One set of design principles is normalization. Normalization leads to tables that are easy and fast to update (including inserts and deletes). Normalization obviates update anomalies, and obviates the possiblity of a database that contradicts itself. This prevents a whole lot of bugs by making them impossible. It also prevents a whole lot of update bottlenecks by making them unnecessary. This is good.
There are other sets of design principles. They lead to table designs that are less than fully normalized. But that isn't "denormalization". It's just a different design, somewhat incompatible with normalization.

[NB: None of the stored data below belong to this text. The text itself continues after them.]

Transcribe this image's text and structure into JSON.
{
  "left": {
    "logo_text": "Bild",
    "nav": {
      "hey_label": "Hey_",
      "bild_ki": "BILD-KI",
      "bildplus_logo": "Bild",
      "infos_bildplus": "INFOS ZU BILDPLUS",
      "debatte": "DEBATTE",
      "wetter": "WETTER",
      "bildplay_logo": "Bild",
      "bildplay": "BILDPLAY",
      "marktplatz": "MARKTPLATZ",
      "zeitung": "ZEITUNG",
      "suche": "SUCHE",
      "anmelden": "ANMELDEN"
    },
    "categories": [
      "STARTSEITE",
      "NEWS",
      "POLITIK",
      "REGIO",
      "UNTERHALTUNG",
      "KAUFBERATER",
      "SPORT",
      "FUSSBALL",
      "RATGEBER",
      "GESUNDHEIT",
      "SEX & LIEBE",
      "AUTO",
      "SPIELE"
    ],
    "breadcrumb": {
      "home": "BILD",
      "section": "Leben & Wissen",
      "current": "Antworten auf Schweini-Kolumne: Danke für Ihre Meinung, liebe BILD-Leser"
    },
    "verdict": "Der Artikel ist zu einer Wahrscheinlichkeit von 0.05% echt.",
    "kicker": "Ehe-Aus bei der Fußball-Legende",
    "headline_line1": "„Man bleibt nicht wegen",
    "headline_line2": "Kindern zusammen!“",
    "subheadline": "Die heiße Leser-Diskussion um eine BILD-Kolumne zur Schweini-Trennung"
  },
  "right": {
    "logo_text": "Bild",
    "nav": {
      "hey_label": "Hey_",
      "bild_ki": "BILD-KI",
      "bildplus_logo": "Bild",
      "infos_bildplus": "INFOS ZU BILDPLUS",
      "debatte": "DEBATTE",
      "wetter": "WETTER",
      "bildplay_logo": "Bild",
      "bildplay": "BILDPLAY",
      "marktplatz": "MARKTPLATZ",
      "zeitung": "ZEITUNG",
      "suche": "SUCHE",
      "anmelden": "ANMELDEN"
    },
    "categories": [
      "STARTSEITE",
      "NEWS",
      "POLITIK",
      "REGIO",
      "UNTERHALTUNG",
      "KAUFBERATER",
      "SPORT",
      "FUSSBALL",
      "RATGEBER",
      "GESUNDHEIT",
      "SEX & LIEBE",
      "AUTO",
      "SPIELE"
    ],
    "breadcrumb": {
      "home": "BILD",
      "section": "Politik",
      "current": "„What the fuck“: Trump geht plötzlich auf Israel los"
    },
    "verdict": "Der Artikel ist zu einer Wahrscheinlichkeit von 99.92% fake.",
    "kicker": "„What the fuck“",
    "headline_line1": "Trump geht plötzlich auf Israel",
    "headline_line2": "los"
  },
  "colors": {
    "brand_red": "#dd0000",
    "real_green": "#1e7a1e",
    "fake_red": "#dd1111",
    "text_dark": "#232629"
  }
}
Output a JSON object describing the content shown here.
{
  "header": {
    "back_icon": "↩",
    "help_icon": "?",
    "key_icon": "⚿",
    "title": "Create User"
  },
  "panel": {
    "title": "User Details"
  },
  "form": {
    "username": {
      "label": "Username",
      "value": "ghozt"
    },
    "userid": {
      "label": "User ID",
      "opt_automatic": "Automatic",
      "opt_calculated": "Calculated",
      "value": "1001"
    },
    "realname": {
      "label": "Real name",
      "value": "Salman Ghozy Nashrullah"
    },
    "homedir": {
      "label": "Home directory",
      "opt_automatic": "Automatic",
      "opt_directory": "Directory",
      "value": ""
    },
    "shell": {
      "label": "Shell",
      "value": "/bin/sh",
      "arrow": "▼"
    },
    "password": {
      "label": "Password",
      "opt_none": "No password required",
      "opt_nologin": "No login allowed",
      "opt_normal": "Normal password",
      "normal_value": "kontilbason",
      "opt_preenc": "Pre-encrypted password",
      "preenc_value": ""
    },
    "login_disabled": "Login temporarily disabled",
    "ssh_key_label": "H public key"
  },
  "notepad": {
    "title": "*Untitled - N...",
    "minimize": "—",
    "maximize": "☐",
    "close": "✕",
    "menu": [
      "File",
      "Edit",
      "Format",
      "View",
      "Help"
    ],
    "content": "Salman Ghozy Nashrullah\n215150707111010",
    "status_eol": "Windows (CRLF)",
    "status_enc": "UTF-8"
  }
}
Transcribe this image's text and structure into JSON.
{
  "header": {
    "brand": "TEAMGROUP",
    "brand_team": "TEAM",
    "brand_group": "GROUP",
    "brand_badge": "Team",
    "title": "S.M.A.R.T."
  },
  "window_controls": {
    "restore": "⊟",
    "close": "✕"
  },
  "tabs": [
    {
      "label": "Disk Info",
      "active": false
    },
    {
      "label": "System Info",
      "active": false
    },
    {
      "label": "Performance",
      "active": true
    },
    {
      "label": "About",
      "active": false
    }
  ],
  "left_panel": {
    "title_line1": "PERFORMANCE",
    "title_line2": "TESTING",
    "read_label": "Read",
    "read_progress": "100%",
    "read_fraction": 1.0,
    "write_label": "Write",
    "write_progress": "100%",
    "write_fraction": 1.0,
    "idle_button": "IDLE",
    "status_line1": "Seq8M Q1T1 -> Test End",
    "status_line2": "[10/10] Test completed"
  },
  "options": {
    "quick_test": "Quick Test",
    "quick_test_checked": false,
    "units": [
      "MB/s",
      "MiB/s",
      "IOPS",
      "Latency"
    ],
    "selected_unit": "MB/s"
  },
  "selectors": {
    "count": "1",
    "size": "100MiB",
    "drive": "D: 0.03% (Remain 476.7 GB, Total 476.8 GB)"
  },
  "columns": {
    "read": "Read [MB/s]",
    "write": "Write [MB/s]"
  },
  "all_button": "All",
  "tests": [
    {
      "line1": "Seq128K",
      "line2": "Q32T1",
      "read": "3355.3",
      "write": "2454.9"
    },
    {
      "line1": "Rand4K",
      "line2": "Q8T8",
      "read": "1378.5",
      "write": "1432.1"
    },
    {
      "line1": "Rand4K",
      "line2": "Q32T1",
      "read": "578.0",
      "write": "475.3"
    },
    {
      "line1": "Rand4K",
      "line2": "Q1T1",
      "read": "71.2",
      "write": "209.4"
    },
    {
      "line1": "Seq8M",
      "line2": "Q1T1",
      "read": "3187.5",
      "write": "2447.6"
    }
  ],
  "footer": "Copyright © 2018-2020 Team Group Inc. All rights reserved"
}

One set of design principles that leads to a radically different design from normalization is star schema design. Star schema is very fast for queries. Even large scale joins and aggregations can be done in a reasonable time, given a good DBMS, good physical design, and enough hardware to get the job done. As you might expect, a star schema suffers update anomalies. You have to program around these anomalies when you keep the database up to date. You will will generally need a tightly controlled and carefully built ETL process that updates the star schema from other (perhaps normalized) data sources.
Using data stored in a star schema is dramatically easy. It's so easy that using some kind of OLAP and reporting engine, you can get all the information needed without writing any code, and without sacrificing performance too much.
It takes good and somewhat deep data analysis to design a good normalized schema. Errors and omissions in data analysis may result in undiscovered functional dependencies. These undiscovered FDs will result in unwitting departures from normalization.
It also takes good and somewhat deep data analysis to design and build a good star schema. Errors and ommissions in data analysis may result in unfortunate choices in dimensions and granularity. This will make ETL almost impossible to build, and/or make the information carrying capacity of the star inadequate for the emerging needs.
Good and somewhat deep data analysis should not be an excuse for analysis paralysis. The analysis has to be right and reasonably complete in a short amount of time. Shorter for smaller projects. The design and implementation should be able to survive some late additions and corrections to the data analysis and to the requirements, but not a steady torrent of requirements revisions.
This response expands on your original question, but I think it's relevant for the would be database designer.